Trzeba też brać pod uwagę, że wielu pracowników, zwłaszcza pielęgniarek, jest już zmęczonych ciągłym protestowaniem, które nie przyniosło rezultatów w postaci dodatkowych środków. Z tym wiąże się również moralny aspekt pracy lekarzy i pielęgniarek, który wpływa na stosunek do pracy niezależnie od stosowanej motywacji. Większość społeczeństwa oczekuje od personelu medycznego dużego zaangażowania w proces leczenia niezależnie od otrzymywanego wynagrodzenia. Postawy takie przyjmuje większość personelu medycznego, co z pewnością może „odciążyć” motywowanie. Można nawet postawić tezę, że w służbie zdrowia takie same efekty jak w innych sektorach gospodarki można osiągnąć przy mniejszym motywowaniu pracowników. Te zależności zdaje się wykorzystywać rząd, gdyż przeznaczając ciągle zbyt małe środki w stosunku do potrzeb publicznej służby zdrowia, oczekuje wysokiego poziomu świadczeń.
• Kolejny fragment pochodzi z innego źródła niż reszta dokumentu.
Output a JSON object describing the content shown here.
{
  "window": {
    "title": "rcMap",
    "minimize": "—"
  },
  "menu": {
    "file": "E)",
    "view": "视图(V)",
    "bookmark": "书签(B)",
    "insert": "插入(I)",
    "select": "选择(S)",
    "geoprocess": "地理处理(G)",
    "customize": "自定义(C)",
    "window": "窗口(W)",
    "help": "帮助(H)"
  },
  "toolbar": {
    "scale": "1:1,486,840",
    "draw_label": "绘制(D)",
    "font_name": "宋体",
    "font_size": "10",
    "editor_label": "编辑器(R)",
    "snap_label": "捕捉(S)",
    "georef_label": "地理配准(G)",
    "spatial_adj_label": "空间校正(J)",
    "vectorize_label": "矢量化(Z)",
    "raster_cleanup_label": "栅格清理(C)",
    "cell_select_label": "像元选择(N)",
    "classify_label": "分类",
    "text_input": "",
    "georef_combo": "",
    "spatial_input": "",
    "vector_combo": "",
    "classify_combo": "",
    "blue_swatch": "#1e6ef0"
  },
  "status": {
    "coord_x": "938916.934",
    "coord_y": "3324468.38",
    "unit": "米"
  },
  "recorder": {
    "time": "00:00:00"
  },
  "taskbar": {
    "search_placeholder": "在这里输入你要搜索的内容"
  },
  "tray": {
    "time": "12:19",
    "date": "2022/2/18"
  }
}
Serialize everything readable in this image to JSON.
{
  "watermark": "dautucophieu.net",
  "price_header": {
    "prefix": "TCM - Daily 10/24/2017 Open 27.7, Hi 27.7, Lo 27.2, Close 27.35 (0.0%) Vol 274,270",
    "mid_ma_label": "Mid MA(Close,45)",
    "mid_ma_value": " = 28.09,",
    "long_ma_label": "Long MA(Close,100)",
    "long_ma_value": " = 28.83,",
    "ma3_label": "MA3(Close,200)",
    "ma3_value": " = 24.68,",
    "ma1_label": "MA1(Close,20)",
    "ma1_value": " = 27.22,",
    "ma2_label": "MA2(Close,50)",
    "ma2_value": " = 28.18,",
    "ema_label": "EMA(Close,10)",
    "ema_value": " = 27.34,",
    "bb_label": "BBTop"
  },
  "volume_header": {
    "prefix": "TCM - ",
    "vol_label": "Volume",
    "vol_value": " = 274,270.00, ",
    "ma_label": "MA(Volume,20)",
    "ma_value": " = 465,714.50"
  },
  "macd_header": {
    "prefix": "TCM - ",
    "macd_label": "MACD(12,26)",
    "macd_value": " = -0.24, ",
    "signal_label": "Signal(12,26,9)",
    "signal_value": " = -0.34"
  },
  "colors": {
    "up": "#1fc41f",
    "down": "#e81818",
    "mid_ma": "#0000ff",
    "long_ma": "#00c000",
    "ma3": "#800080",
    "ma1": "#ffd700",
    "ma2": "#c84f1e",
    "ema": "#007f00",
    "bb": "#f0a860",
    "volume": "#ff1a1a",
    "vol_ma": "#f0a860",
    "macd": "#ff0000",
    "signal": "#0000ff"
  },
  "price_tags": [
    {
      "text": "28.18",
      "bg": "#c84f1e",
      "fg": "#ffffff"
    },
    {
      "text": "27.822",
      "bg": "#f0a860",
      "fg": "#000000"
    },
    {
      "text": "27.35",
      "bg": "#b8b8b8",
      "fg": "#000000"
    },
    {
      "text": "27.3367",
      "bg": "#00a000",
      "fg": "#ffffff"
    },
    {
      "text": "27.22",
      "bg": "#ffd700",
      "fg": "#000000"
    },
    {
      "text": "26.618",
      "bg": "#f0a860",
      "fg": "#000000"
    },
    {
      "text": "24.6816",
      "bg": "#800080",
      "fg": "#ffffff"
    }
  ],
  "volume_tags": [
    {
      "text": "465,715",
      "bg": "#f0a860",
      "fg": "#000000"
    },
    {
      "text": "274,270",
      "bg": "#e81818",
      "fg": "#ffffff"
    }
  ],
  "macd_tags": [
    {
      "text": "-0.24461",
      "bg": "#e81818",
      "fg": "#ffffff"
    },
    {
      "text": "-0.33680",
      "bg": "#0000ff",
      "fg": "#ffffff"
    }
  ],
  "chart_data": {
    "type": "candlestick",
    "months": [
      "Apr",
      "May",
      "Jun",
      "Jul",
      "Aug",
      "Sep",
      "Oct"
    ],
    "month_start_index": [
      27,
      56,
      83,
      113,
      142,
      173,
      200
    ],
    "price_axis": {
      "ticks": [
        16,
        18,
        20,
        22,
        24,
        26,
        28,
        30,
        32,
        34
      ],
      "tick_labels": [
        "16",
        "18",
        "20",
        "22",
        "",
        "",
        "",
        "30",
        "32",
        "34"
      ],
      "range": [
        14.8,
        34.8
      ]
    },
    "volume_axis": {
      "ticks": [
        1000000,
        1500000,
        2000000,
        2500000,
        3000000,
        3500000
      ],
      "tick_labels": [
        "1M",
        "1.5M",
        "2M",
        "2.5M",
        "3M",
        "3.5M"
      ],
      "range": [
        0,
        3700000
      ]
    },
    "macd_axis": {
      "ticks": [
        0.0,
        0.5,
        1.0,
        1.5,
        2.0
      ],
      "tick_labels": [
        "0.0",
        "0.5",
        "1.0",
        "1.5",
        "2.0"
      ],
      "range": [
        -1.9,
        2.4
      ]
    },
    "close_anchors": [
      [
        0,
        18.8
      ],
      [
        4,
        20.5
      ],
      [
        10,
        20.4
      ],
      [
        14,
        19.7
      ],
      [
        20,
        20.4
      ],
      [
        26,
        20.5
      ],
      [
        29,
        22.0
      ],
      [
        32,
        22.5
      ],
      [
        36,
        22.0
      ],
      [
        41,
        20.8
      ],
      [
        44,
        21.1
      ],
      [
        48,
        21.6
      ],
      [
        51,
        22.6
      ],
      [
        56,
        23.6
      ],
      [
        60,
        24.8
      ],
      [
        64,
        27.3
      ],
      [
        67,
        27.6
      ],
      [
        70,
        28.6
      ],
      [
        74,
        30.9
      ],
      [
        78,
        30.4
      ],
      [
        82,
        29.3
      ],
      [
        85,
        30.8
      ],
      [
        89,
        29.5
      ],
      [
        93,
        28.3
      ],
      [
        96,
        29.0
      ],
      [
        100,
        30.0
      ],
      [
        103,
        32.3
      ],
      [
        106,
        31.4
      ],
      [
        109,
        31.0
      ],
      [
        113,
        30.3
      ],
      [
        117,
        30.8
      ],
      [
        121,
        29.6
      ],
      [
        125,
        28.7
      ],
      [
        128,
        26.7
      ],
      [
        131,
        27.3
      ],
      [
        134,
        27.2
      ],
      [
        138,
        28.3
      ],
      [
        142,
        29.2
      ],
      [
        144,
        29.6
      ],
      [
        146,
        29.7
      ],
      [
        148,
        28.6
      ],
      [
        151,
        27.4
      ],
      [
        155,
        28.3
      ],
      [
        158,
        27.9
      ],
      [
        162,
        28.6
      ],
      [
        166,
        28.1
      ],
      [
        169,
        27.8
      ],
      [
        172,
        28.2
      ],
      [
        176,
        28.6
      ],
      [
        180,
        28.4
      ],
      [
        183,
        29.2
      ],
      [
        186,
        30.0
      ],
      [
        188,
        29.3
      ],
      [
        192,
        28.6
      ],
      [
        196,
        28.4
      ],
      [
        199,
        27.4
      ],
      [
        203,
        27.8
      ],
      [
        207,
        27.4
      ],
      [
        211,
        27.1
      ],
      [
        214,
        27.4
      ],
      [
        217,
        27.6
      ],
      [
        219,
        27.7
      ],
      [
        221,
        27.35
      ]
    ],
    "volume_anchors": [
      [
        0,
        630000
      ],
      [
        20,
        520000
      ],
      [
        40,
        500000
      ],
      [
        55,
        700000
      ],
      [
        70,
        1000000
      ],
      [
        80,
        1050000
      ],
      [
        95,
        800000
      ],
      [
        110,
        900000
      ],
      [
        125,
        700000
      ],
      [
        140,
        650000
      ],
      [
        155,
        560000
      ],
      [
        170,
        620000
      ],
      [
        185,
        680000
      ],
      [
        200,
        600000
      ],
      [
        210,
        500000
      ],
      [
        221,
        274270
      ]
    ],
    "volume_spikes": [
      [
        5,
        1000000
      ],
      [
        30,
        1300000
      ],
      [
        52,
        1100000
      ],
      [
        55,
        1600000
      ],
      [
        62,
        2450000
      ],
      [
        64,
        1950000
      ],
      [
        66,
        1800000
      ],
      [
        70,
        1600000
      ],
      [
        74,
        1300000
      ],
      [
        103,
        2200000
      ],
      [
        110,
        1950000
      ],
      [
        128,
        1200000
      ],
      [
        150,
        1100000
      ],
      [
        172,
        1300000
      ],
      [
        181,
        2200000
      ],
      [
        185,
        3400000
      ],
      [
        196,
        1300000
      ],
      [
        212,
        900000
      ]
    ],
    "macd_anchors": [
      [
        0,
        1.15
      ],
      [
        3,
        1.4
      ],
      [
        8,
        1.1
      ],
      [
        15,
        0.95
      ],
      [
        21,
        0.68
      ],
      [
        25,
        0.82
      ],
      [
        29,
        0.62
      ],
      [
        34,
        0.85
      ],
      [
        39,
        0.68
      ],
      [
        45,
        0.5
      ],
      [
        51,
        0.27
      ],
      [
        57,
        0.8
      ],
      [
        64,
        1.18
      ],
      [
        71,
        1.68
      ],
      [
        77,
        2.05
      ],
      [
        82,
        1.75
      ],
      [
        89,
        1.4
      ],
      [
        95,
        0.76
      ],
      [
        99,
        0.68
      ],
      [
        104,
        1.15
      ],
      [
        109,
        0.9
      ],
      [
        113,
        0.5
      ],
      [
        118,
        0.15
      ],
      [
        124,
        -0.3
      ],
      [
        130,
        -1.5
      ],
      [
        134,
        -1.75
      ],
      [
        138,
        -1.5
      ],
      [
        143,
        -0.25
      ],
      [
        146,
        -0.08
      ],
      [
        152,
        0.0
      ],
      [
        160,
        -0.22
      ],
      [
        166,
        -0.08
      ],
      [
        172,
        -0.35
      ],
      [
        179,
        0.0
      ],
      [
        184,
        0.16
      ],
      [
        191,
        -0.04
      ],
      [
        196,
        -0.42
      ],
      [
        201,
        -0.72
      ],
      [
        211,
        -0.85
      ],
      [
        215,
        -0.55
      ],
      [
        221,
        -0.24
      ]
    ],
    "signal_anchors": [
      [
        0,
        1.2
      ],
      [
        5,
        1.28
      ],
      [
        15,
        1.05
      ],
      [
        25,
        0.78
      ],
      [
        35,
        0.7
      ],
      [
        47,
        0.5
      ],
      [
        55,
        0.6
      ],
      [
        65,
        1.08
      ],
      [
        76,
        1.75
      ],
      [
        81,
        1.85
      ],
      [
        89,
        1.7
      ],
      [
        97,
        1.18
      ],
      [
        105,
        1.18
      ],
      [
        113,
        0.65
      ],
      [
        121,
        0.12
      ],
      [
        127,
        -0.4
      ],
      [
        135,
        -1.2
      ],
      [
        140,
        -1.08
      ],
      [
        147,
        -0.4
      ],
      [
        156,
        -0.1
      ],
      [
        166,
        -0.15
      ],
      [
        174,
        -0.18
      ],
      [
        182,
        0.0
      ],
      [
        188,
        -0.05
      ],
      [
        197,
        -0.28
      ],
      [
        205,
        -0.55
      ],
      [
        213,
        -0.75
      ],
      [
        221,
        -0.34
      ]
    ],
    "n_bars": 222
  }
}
Z badań przeprowadzonych w połowie 2003 roku w szpitalach różnych regionów Polski wynika, że dyrekcje nie dostrzegają konieczności dostosowania rozwiązań płacowych do specyfiki i potrzeb placówki, a przecież w tym tkwi również skuteczność
wynagradzania i powiązania pracy z płacą. W niektórych ZOZ działy kadr nawet nie wiedziały, na czym powinno to polegać. W ostatnich dwóch latach w żadnym z badanych szpitali nie zmieniono zasad wynagradzania (z wyjątkiem tabel płac), mimo iż oparte są one zazwyczaj na uniwersalnych zasadach określanych przed reformą przez resort zdrowia. Większość badanych szpitali nie przewiduje również takich zmian w najbliższych latach, argumentując to przeważnie brakiem środków na wzrost wynagrodzeń („zmiany są konieczne, ale bez wskazania źródła ich sfinansowania niemożliwe” – stwierdził dyrektor jednego ze szpitali).